The Delphi method relies more on assumptions from a group of experts who contribute to the forecasting task. The suggestion can carry between five to twenty-panel members who have diverse experience in particular industries on which the forecasting is to be made. 

  • Quantitative methods of demand forecasting

The quantitative method is a statistical plan of forecasting that uses past numerical data to predict future events. The quantitative approach is considered one of the easiest ways of prediction because it is based on the underlying past information. 

Quantitative methods carry two types of analysis methods that predict the future — Time-series analysis and associative analysis.

In time-series analysis, it compares the past few year’s data to get the pattern and a clear sense of whether the product has grown or not.
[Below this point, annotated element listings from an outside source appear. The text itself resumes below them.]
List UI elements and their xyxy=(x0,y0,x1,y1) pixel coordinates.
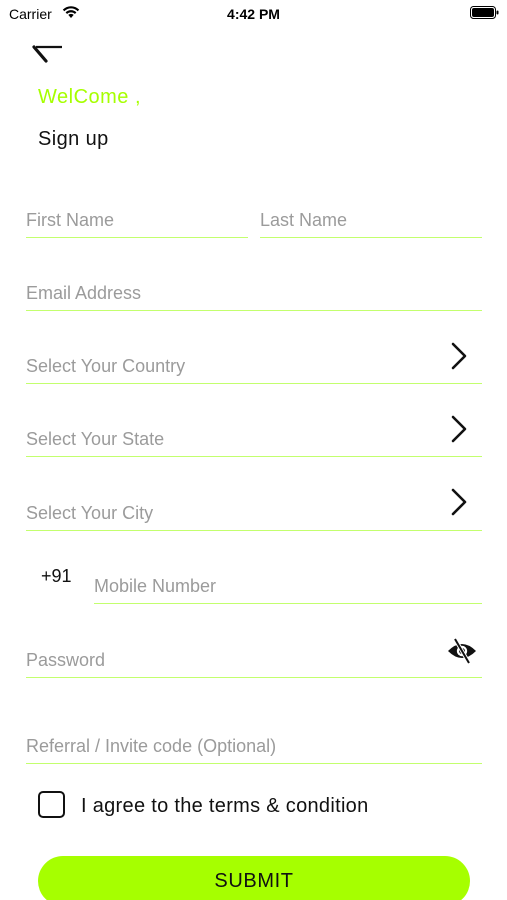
chevron-right-icon[interactable] xyxy=(450,341,468,371)
referral-field-wrap xyxy=(26,729,482,764)
referral-code-input[interactable] xyxy=(26,733,482,759)
first-name-input[interactable] xyxy=(26,207,248,233)
chevron-right-icon[interactable] xyxy=(450,414,468,444)
password-input[interactable] xyxy=(26,647,482,673)
page-title: Sign up xyxy=(38,128,109,150)
first-name-field-wrap xyxy=(26,203,248,238)
mobile-field-wrap xyxy=(94,569,482,604)
terms-label[interactable]: I agree to the terms & condition xyxy=(81,795,369,818)
chevron-right-icon[interactable] xyxy=(450,487,468,517)
country-select[interactable] xyxy=(26,353,482,379)
email-input[interactable] xyxy=(26,280,482,306)
email-field-wrap xyxy=(26,276,482,311)
back-arrow-icon[interactable] xyxy=(26,38,66,68)
status-bar: Carrier 4:42 PM xyxy=(0,0,507,28)
last-name-field-wrap xyxy=(260,203,482,238)
welcome-text: WelCome , xyxy=(38,86,142,108)
state-select[interactable] xyxy=(26,426,482,452)
country-field-wrap[interactable] xyxy=(26,342,482,384)
city-field-wrap[interactable] xyxy=(26,488,482,531)
password-field-wrap xyxy=(26,643,482,678)
status-time: 4:42 PM xyxy=(227,6,280,22)
last-name-input[interactable] xyxy=(260,207,482,233)
country-code-label[interactable]: +91 xyxy=(41,566,72,587)
state-field-wrap[interactable] xyxy=(26,415,482,457)
submit-button[interactable]: SUBMIT xyxy=(38,856,470,900)
signup-screen: Carrier 4:42 PM WelCome , Sign up First … xyxy=(0,0,507,900)
city-select[interactable] xyxy=(26,500,482,526)
terms-checkbox[interactable] xyxy=(38,791,65,818)
eye-slash-icon[interactable] xyxy=(447,636,477,666)
mobile-number-input[interactable] xyxy=(94,573,482,599)
battery-icon xyxy=(470,6,499,19)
For example, a small retailer deals in the socks business for three years and wants to forecast the 2021 business plan. He could use the last two years, i.e., 2019 and 2020 moving average. If in 2019 there were 2000 pairs of socks sale and in 2020 it grows to 4000 pairs of socks, then in 2021 the sale could get in between 5000–6000 pairs. 

The associative analysis collects the several period’s data based on the historical relationship between independent and dependent variables. The associative analysis is a collective data research method, time analysis, and market research to have forecast results. It generally takes several months to get the result.


Forecasting is half an art and half-mathematical solution that addresses the problem and provides valuable information for future business. Demand forecasting involves a lot of time and effort. If the demand forecast is inaccurate, it involves a considerable risk and can crush the business in no time. Therefore it is necessary to have pieces of accurate information’s to get help the business flourish. It is advisable to invest in forecasting software to reduce the hours and efforts on manual data collections.